Scientists discovered healthy bacteria cells and those inhibited by antibiotics or UV light show different electric reactions. When zapped with an electrical field, live bacteria absorb dye molecules causing the cells to light up so they can be counted. Bacillus subtilis and E. coli were used as model organisms.
“This work demonstrates that bacterial electricity can lead to societally important technology, while at the same time gaining fundamental insights into our basic understanding of cells. The tool we developed can offer more opportunities by allowing experiments [that] were not possible to perform before,” says Munehiro Asally, assistant professor at the University of Warwick.
Detect contamination in manufacturing
The researchers’ findings, published in Proceedings of the National Academy of Sciences, could lead to development of medical devices that can rapidly detect live bacterial cells, evaluate the effects of antibiotics on growing bacteria colonies or identify different types of bacteria and reveal antibiotic-resistant bacteria. One target is quality control in the water, food and beverage industries.
Scientists showed bioelectrical signals from bacteria can be used to determine if they are alive or dead. The approach uses membrane-potential dynamics and electrical stimulation to differentiate between incapacitated and viable cells.

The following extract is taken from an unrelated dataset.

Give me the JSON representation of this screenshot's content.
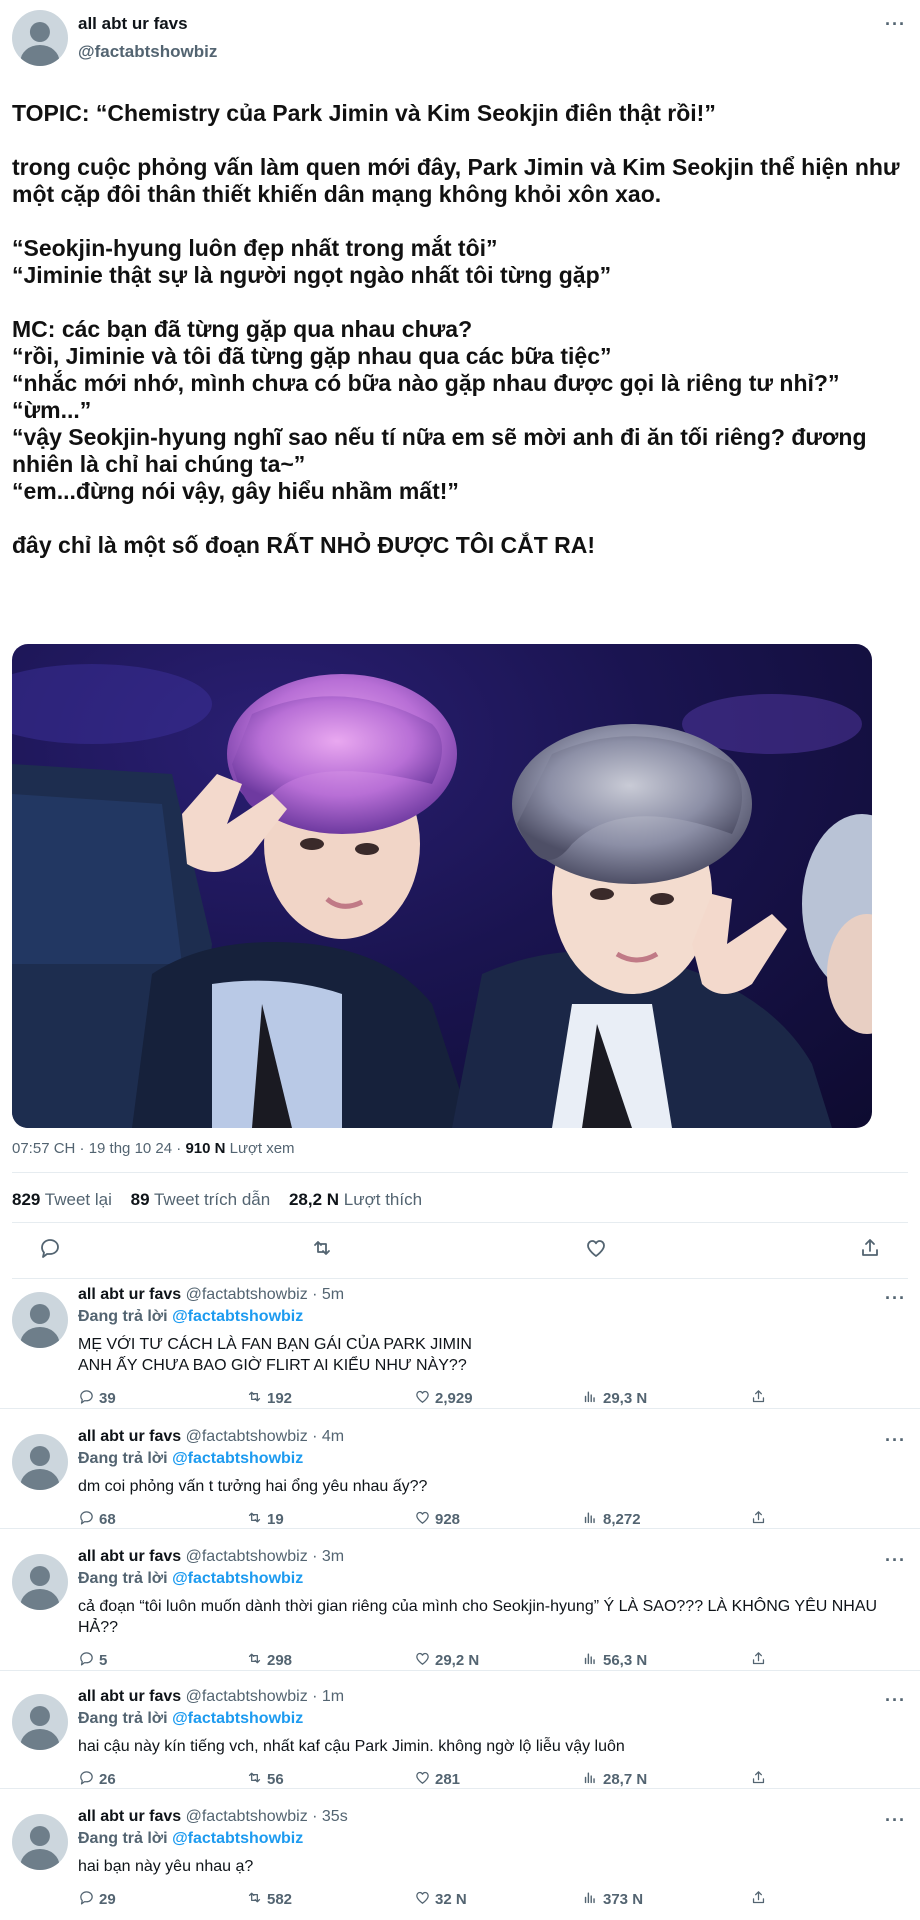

The team developed an experimental tool to study the relation of bacterial electrical signaling. Using it combined with time-lapse microscopy, they showed how live and inhibited cells respond to electrical stimulation in opposite directions. A 2.5-second electrical stimulation caused hyperpolarization in unperturbed cells while inducing depolarization in inhibited cells.
Creation of start-up firm
That’s why researchers founded Cytecom, which received a grant from Innovate UK, to make these devices available to researchers and businesses.
The team combined biological experiments, engineering and mathematical modelling.
“The system we have created can produce results [that] are similar to the plate counts used in medical and industrial testing but about 20 times faster. This could save many people’s lives and also benefit the economy by detecting contamination in manufacturing processes,” says James Stratford, managing director of Cytecom.